Promoting sustainable transportation, ride-sourcing and dynamic ridesharing (DRS) services have transformative impacts on mobility, congestion, and emissions. As emerging mobility options, the demand for ride-sourcing and DRS services has rarely been simultaneously examined. This study contributes to filling this gap by jointly analyzing the demand for ride-sourcing and DRS services and examining how it varies across neighborhood-level built environment, transit accessibility and crime, behavioral, and sociodemographic factors. To achieve these objectives, unique geo-coded data containing millions of ride-sourcing and DRS trips in Chicago are spatially joined with up-to-date data on the built environment, transit accessibility, crime, active travel, and demographic factors. A novel Markov Random Field-based joint heterogeneous geo-additive copula framework is presented to simultaneously capture random, systematic, and spatial heterogeneity. Characterized by a Frank copula structure, the demand for ride-sourcing and DRS services exhibited a non-linear stochastic dependence pattern. With spatial heterogeneity and spillover effects, the stochastic dependence of ride-sourcing and DRS demand varied across time of day and was the strongest in compact and dense neighborhoods. Key aspects of the built environment related to urban design (pedestrian-oriented infrastructure), density, and land-use diversity were positively associated with ride-sourcing and DRS demand—suggesting that sustainable mobility goals can be achieved by continuing to invest in more walkable neighborhoods.
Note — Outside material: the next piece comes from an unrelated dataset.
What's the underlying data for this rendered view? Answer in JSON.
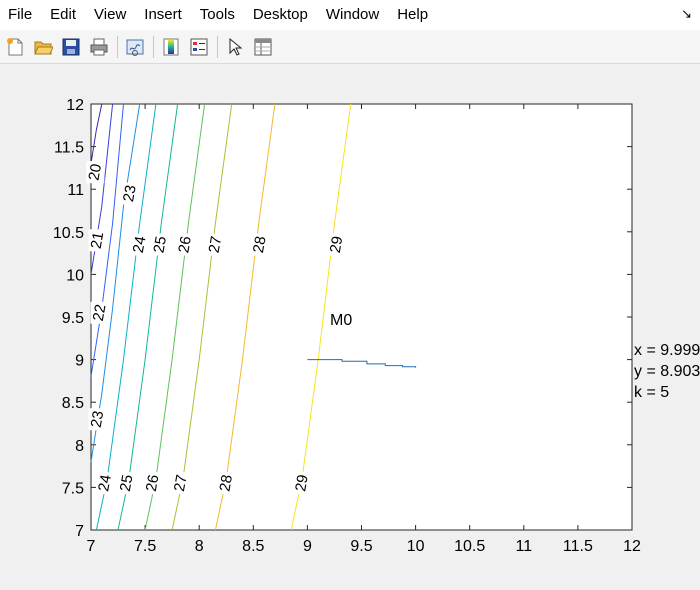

Active travel and telecommuting were positively linked with ride-sourcing and DRS demand. Complementary and substitutive effects for transit accessibility were found. Results show that increasing transit accessibility in areas with low levels of accessibility (compared to those with high transit levels) could be more helpful in increasing the adoption of ride-sourcing and DRS services. Relative to ride-sourcing, the demand for DRS services appeared more responsive to improvements in pedestrian-infrastructure and transit accessibility. Quantification of non-linear associations with ceiling and overdose effects for the built environment, vehicle ownership, and transit accessibility provided deeper insights. The findings can help guide the development of policy interventions and investment decisions to further accelerate the adoption of mobility-on-demand systems.

Suggested Citation

  • Behram Wali & Paolo Santi & Carlo Ratti, 2023. "A joint demand modeling framework for ride-sourcing and dynamic ridesharing services: a geo-additive Markov random field based heterogeneous copula framework," Transportation, Springer, vol. 50(5), pages 1809-1845, October.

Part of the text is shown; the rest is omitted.